The key keys to overcome the mourning are the following:

  1. It takes time to take on the loss . For some people it will be longer than for others. We need to give ourselves that time to get the idea of ​​absence.
  2. It is necessary to express the feelings, to be able to comment them with someone, to speak it. We need to share our experience, it is also a way to show what we feel for the deceased.
  3. It is imperative to have a network of social support. A group of people, family or friends, to help us to pass these stages, to be at our side in times of sadness, or simply to listen to us.
  4. You have to remember the person. We must not forget it, it was part of our lives, and must continue to be in our memories. Forgetting does not make it easier to keep going, you have to remember to assume that you are gone and that you should keep walking.
  5. We must assume that we must continue living. Life does not stop because a loved one dies. Moreover, it is very likely that despite our intense pain, our desire not to live, there will be people around us who want us "alive" and need us by their side. This can be a good reason to start and move on.
  6. It is convenient to have data on how it happened . If the person wants to know, there is no need to protect him, he may need this data to integrate and assume the fact in his personal experience. Overprotection is not always adequate. Now, it should be clear how to adapt the data to the age of the person. It is not necessary to recreate in medical or violent data (to give two examples), when the one who requests the information is a son of 11 years.
  7. Go to celebrations and manifestations related to death . It is another way of socially recognizing the death of the loved one. The others support you and share your pain. They are necessary rites from the point of view of the man like social being.
  8. Schedules, routines, habits and customs are good allies . They bring us back to the reality of everyday life. Do not force it either, the person will return to them or establish new ones when prepared.

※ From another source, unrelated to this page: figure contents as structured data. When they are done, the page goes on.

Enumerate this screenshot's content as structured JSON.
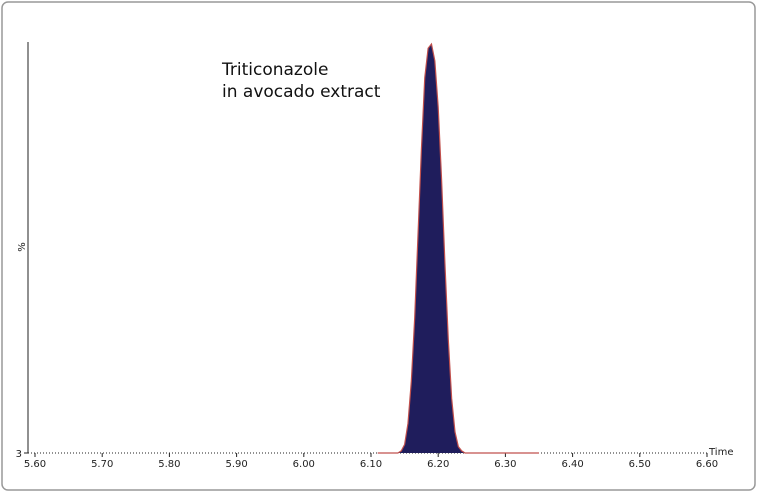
{
  "chart_data": {
    "type": "area",
    "annotation": [
      "Triticonazole",
      "in avocado extract"
    ],
    "x_label": "Time",
    "y_label": "%",
    "x": [
      6.11,
      6.12,
      6.13,
      6.14,
      6.145,
      6.15,
      6.155,
      6.16,
      6.165,
      6.17,
      6.175,
      6.18,
      6.185,
      6.19,
      6.195,
      6.2,
      6.205,
      6.21,
      6.215,
      6.22,
      6.225,
      6.23,
      6.235,
      6.24,
      6.26,
      6.28,
      6.3,
      6.35
    ],
    "values": [
      3,
      3,
      3,
      3,
      3.5,
      5,
      10,
      20,
      35,
      55,
      75,
      92,
      99,
      100,
      96,
      85,
      68,
      48,
      30,
      16,
      8,
      4.5,
      3.5,
      3,
      3,
      3,
      3,
      3
    ],
    "color": "#1f1d5c",
    "line_color": "#c0504d",
    "xlim": [
      5.6,
      6.6
    ],
    "xticks": [
      {
        "value": 5.6,
        "label": "5.60"
      },
      {
        "value": 5.7,
        "label": "5.70"
      },
      {
        "value": 5.8,
        "label": "5.80"
      },
      {
        "value": 5.9,
        "label": "5.90"
      },
      {
        "value": 6.0,
        "label": "6.00"
      },
      {
        "value": 6.1,
        "label": "6.10"
      },
      {
        "value": 6.2,
        "label": "6.20"
      },
      {
        "value": 6.3,
        "label": "6.30"
      },
      {
        "value": 6.4,
        "label": "6.40"
      },
      {
        "value": 6.5,
        "label": "6.50"
      },
      {
        "value": 6.6,
        "label": "6.60"
      }
    ],
    "ylim": [
      3,
      100
    ],
    "yticks": [
      3
    ]
  }
}
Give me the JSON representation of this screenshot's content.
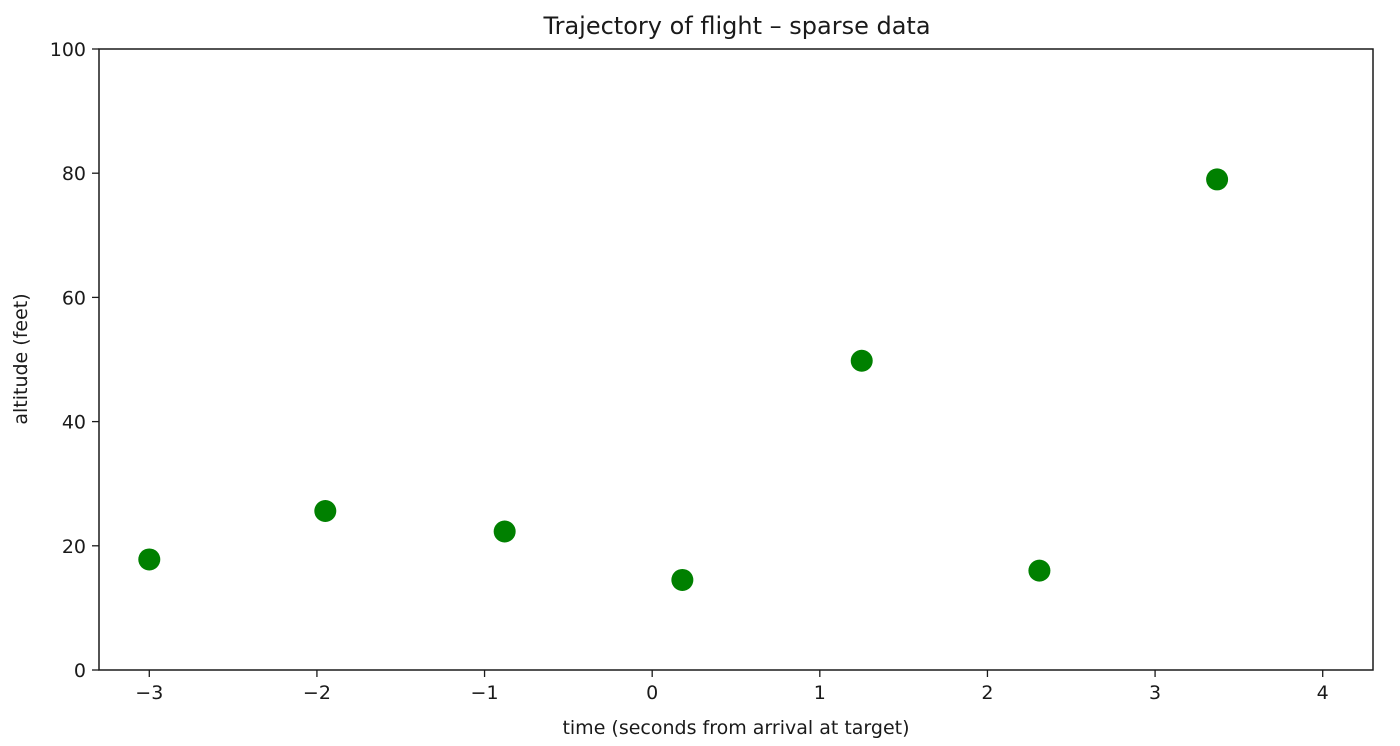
{
  "chart_data": {
    "type": "scatter",
    "title": "Trajectory of flight  –  sparse data",
    "xlabel": "time (seconds from arrival at target)",
    "ylabel": "altitude (feet)",
    "xlim": [
      -3.3,
      4.3
    ],
    "ylim": [
      0,
      100
    ],
    "x_ticks": [
      -3,
      -2,
      -1,
      0,
      1,
      2,
      3,
      4
    ],
    "x_tick_labels": [
      "−3",
      "−2",
      "−1",
      "0",
      "1",
      "2",
      "3",
      "4"
    ],
    "y_ticks": [
      0,
      20,
      40,
      60,
      80,
      100
    ],
    "y_tick_labels": [
      "0",
      "20",
      "40",
      "60",
      "80",
      "100"
    ],
    "grid": false,
    "marker_color": "#008000",
    "series": [
      {
        "x": [
          -3.0,
          -1.95,
          -0.88,
          0.18,
          1.25,
          2.31,
          3.37
        ],
        "y": [
          17.8,
          25.6,
          22.3,
          14.5,
          49.8,
          16.0,
          79.0
        ]
      }
    ]
  }
}
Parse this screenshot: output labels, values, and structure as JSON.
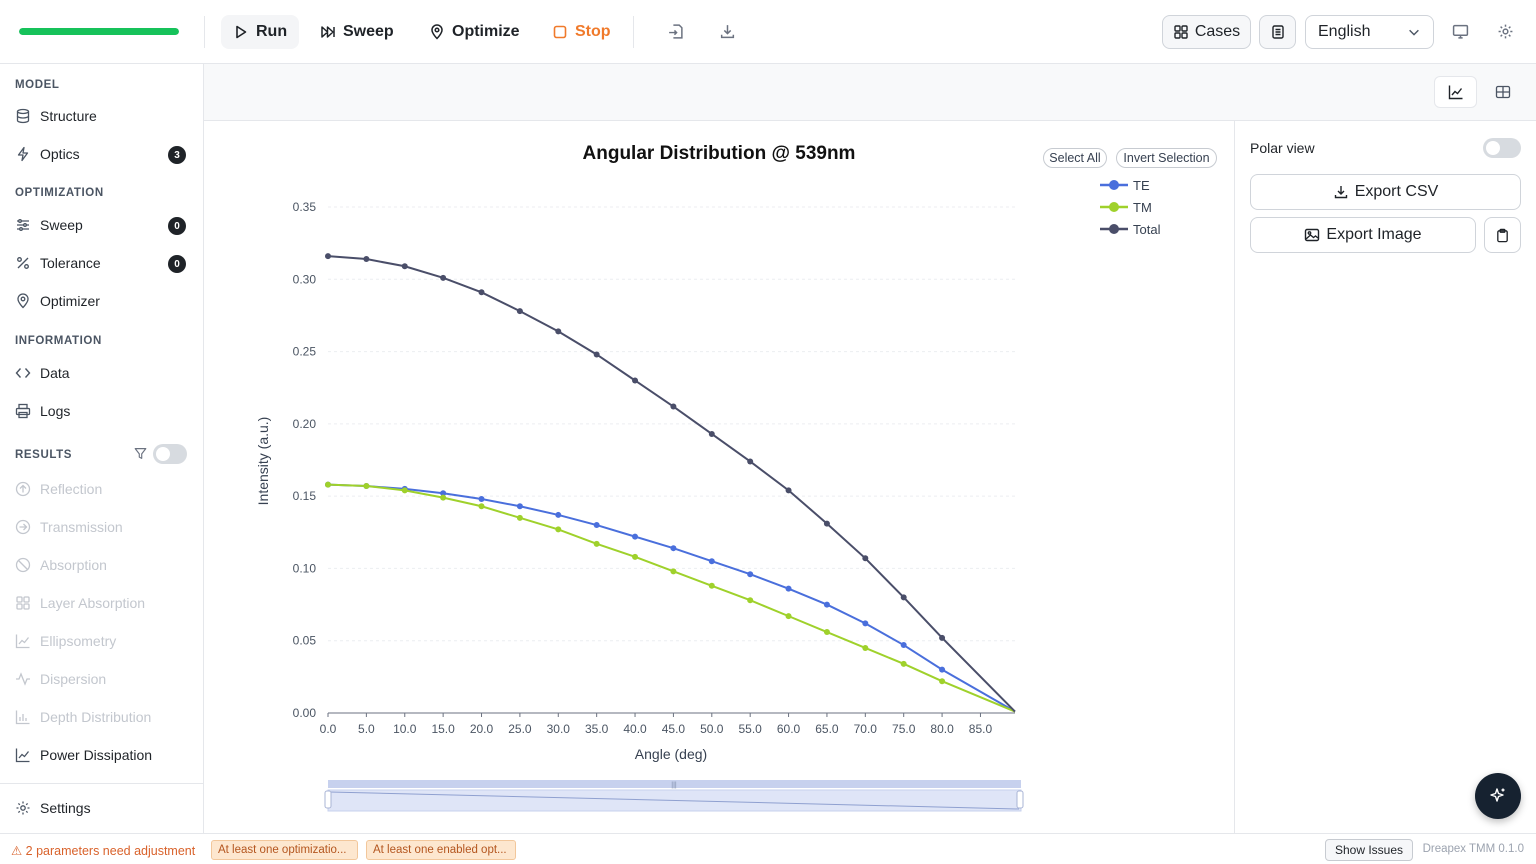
{
  "toolbar": {
    "progress_fraction": 1.0,
    "run_label": "Run",
    "sweep_label": "Sweep",
    "optimize_label": "Optimize",
    "stop_label": "Stop",
    "cases_label": "Cases",
    "language": "English",
    "icons": [
      "play-icon",
      "fast-forward-icon",
      "map-pin-icon",
      "stop-square-icon",
      "import-icon",
      "download-icon",
      "grid-icon",
      "document-icon",
      "chevron-down-icon",
      "monitor-icon",
      "gear-icon"
    ]
  },
  "sidebar": {
    "model_label": "MODEL",
    "structure_label": "Structure",
    "optics_label": "Optics",
    "optics_badge": "3",
    "optimization_label": "OPTIMIZATION",
    "sweep_label": "Sweep",
    "sweep_badge": "0",
    "tolerance_label": "Tolerance",
    "tolerance_badge": "0",
    "optimizer_label": "Optimizer",
    "information_label": "INFORMATION",
    "data_label": "Data",
    "logs_label": "Logs",
    "results_label": "RESULTS",
    "results": [
      {
        "label": "Reflection"
      },
      {
        "label": "Transmission"
      },
      {
        "label": "Absorption"
      },
      {
        "label": "Layer Absorption"
      },
      {
        "label": "Ellipsometry"
      },
      {
        "label": "Dispersion"
      },
      {
        "label": "Depth Distribution"
      },
      {
        "label": "Power Dissipation"
      }
    ],
    "settings_label": "Settings"
  },
  "panel": {
    "polar_label": "Polar view",
    "export_csv": "Export CSV",
    "export_image": "Export Image"
  },
  "chart_controls": {
    "select_all": "Select All",
    "invert_selection": "Invert Selection"
  },
  "status": {
    "warning": "⚠ 2 parameters need adjustment",
    "chip1": "At least one optimizatio...",
    "chip2": "At least one enabled opt...",
    "show_issues": "Show Issues",
    "version": "Dreapex TMM 0.1.0"
  },
  "chart_data": {
    "type": "line",
    "title": "Angular Distribution @ 539nm",
    "xlabel": "Angle (deg)",
    "ylabel": "Intensity (a.u.)",
    "x": [
      0,
      5,
      10,
      15,
      20,
      25,
      30,
      35,
      40,
      45,
      50,
      55,
      60,
      65,
      70,
      75,
      80,
      89.5
    ],
    "xticks": [
      "0.0",
      "5.0",
      "10.0",
      "15.0",
      "20.0",
      "25.0",
      "30.0",
      "35.0",
      "40.0",
      "45.0",
      "50.0",
      "55.0",
      "60.0",
      "65.0",
      "70.0",
      "75.0",
      "80.0",
      "85.0"
    ],
    "yticks": [
      "0.00",
      "0.05",
      "0.10",
      "0.15",
      "0.20",
      "0.25",
      "0.30",
      "0.35"
    ],
    "ylim": [
      0,
      0.35
    ],
    "xlim": [
      0,
      89.5
    ],
    "grid": true,
    "legend_position": "top-right",
    "series": [
      {
        "name": "TE",
        "color": "#4a6fdc",
        "values": [
          0.158,
          0.157,
          0.155,
          0.152,
          0.148,
          0.143,
          0.137,
          0.13,
          0.122,
          0.114,
          0.105,
          0.096,
          0.086,
          0.075,
          0.062,
          0.047,
          0.03,
          0.001
        ]
      },
      {
        "name": "TM",
        "color": "#9fd12b",
        "values": [
          0.158,
          0.157,
          0.154,
          0.149,
          0.143,
          0.135,
          0.127,
          0.117,
          0.108,
          0.098,
          0.088,
          0.078,
          0.067,
          0.056,
          0.045,
          0.034,
          0.022,
          0.001
        ]
      },
      {
        "name": "Total",
        "color": "#4a4e69",
        "values": [
          0.316,
          0.314,
          0.309,
          0.301,
          0.291,
          0.278,
          0.264,
          0.248,
          0.23,
          0.212,
          0.193,
          0.174,
          0.154,
          0.131,
          0.107,
          0.08,
          0.052,
          0.001
        ]
      }
    ]
  }
}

  9. Our way of leading the duel must be respected . Each one will express the pain in a way, will pass from one phase to another at different times, we have different characters, links with the deceased ... There is room for everyone, and respect is the best option.


We must keep in mind that time is necessary to recover and that there are different ways of manifesting the pain of loss. Taking these two basic issues into account, the other clues arise in their own right.